Incremental Object Detection (IOD) aims to continuously learn new object classes without forgetting previously learned ones. A persistent challenge is catastrophic forgetting, primarily attributed to background shift in conventional detectors. While pseudo-labeling mitigates this in dense detectors, we identify a novel, distinct source of forgetting specific to DETR-like architectures: background foregrounding. This arises from the exhaustiveness constraint of the Hungarian matcher, which forcibly assigns every ground truth target to one prediction, even when predictions primarily cover background regions (i.e., low IoU).
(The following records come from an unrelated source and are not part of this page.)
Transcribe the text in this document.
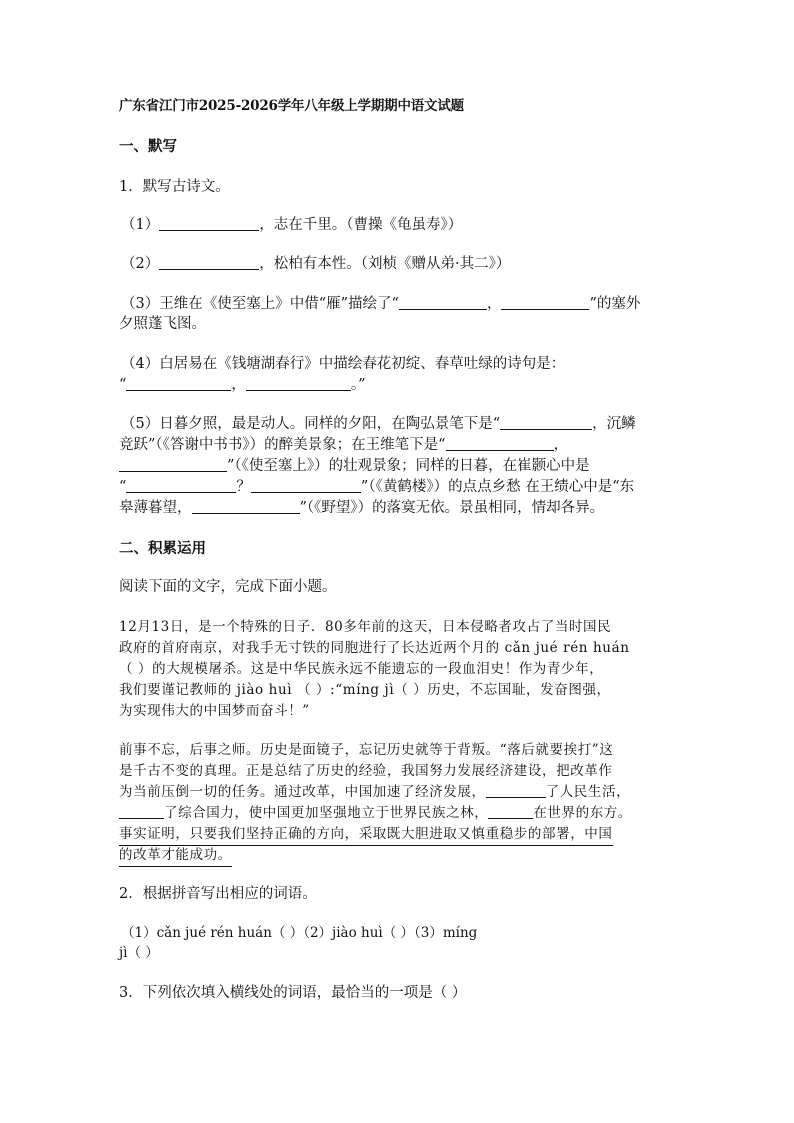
广东省江门市2025-2026学年八年级上学期期中语文试题
一、默写
1．默写古诗文。
（1）	，志在千里。（曹操《龟虽寿》）
（2）	，松柏有本性。（刘桢《赠从弟·其二》）
（3）王维在《使至塞上》中借“雁”描绘了“	，	”的塞外
夕照蓬飞图。
（4）白居易在《钱塘湖春行》中描绘春花初绽、春草吐绿的诗句是：
“	，	。”
（5）日暮夕照，最是动人。同样的夕阳，在陶弘景笔下是“	，沉鳞
竞跃”（《答谢中书书》）的醉美景象；在王维笔下是“	，
”（《使至塞上》）的壮观景象；同样的日暮，在崔颢心中是
“	？	”（《黄鹤楼》）的点点乡愁 在王绩心中是“东
皋薄暮望，	”（《野望》）的落寞无依。景虽相同，情却各异。
二、积累运用
阅读下面的文字，完成下面小题。
12月13日，是一个特殊的日子．80多年前的这天，日本侵略者攻占了当时国民
政府的首府南京，对我手无寸铁的同胞进行了长达近两个月的 cǎn jué rén huán
（ ）的大规模屠杀。这是中华民族永远不能遗忘的一段血泪史！作为青少年，
我们要谨记教师的 jiào huì （ ）:“míng jì（ ）历史，不忘国耻，发奋图强，
为实现伟大的中国梦而奋斗！”
前事不忘，后事之师。历史是面镜子，忘记历史就等于背叛。“落后就要挨打”这
是千古不变的真理。正是总结了历史的经验，我国努力发展经济建设，把改革作
为当前压倒一切的任务。通过改革，中国加速了经济发展，	了人民生活，
了综合国力，使中国更加坚强地立于世界民族之林，	在世界的东方。
事实证明，只要我们坚持正确的方向，采取既大胆进取又慎重稳步的部署，中国
的改革才能成功。
2．根据拼音写出相应的词语。
（1）cǎn jué rén huán（ ）（2）jiào huì（ ）（3）míng
jì（ ）
3．下列依次填入横线处的词语，最恰当的一项是（ ）
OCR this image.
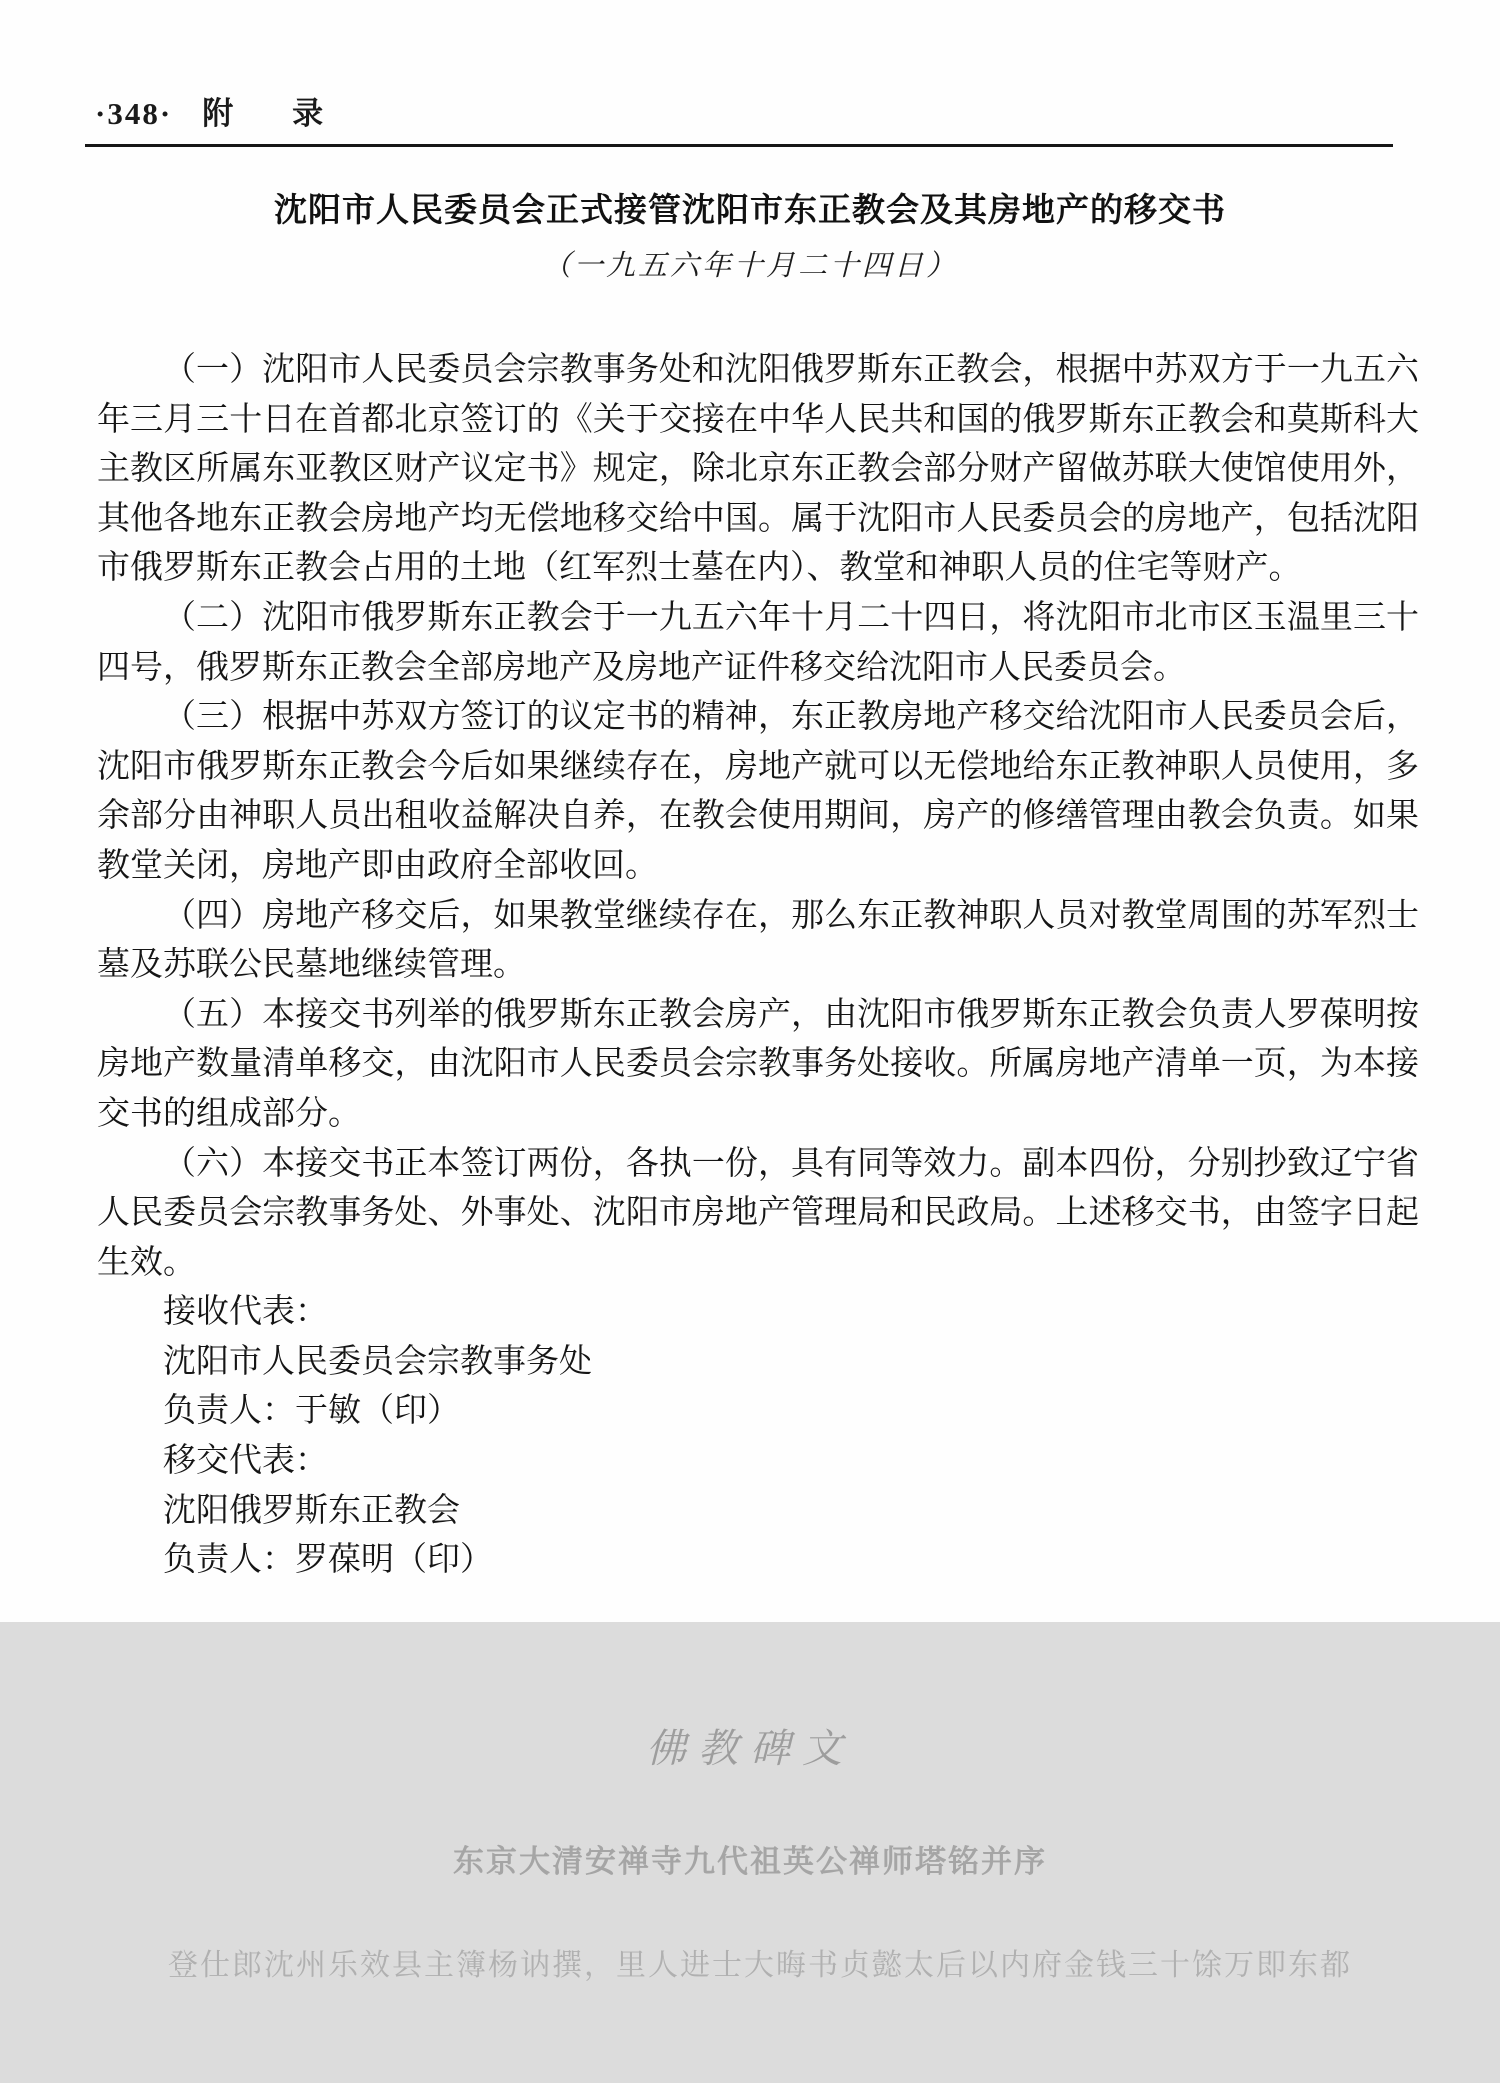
·348· 附　录
沈阳市人民委员会正式接管沈阳市东正教会及其房地产的移交书
（一九五六年十月二十四日）

（一）沈阳市人民委员会宗教事务处和沈阳俄罗斯东正教会，根据中苏双方于一九五六年三月三十日在首都北京签订的《关于交接在中华人民共和国的俄罗斯东正教会和莫斯科大主教区所属东亚教区财产议定书》规定，除北京东正教会部分财产留做苏联大使馆使用外，其他各地东正教会房地产均无偿地移交给中国。属于沈阳市人民委员会的房地产，包括沈阳市俄罗斯东正教会占用的土地（红军烈士墓在内）、教堂和神职人员的住宅等财产。

（二）沈阳市俄罗斯东正教会于一九五六年十月二十四日，将沈阳市北市区玉温里三十四号，俄罗斯东正教会全部房地产及房地产证件移交给沈阳市人民委员会。

（三）根据中苏双方签订的议定书的精神，东正教房地产移交给沈阳市人民委员会后，沈阳市俄罗斯东正教会今后如果继续存在，房地产就可以无偿地给东正教神职人员使用，多余部分由神职人员出租收益解决自养，在教会使用期间，房产的修缮管理由教会负责。如果教堂关闭，房地产即由政府全部收回。

（四）房地产移交后，如果教堂继续存在，那么东正教神职人员对教堂周围的苏军烈士墓及苏联公民墓地继续管理。

（五）本接交书列举的俄罗斯东正教会房产，由沈阳市俄罗斯东正教会负责人罗葆明按房地产数量清单移交，由沈阳市人民委员会宗教事务处接收。所属房地产清单一页，为本接交书的组成部分。

（六）本接交书正本签订两份，各执一份，具有同等效力。副本四份，分别抄致辽宁省人民委员会宗教事务处、外事处、沈阳市房地产管理局和民政局。上述移交书，由签字日起生效。

接收代表：

沈阳市人民委员会宗教事务处

负责人：于敏（印）

移交代表：

沈阳俄罗斯东正教会

负责人：罗葆明（印）

佛教碑文
东京大清安禅寺九代祖英公禅师塔铭并序
登仕郎沈州乐效县主簿杨讷撰，里人进士大晦书贞懿太后以内府金钱三十馀万即东都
This erroneous supervision compels the model to misclassify background features as specific foreground classes, disrupting learned representations and accelerating forgetting. To address this, we propose a Quality-guided Min-Cost Max-Flow (Q-MCMF) matcher. To avoid forced assignments, Q-MCMF builds a flow graph and prunes implausible matches based on geometric quality. It then optimizes for the final matching that minimizes cost and maximizes valid assignments. This strategy eliminates harmful supervision from background foregrounding while maximizing foreground learning signals. Extensive experiments on the COCO dataset under various incremental settings demonstrate that our method consistently outperforms existing state-of-the-art approaches.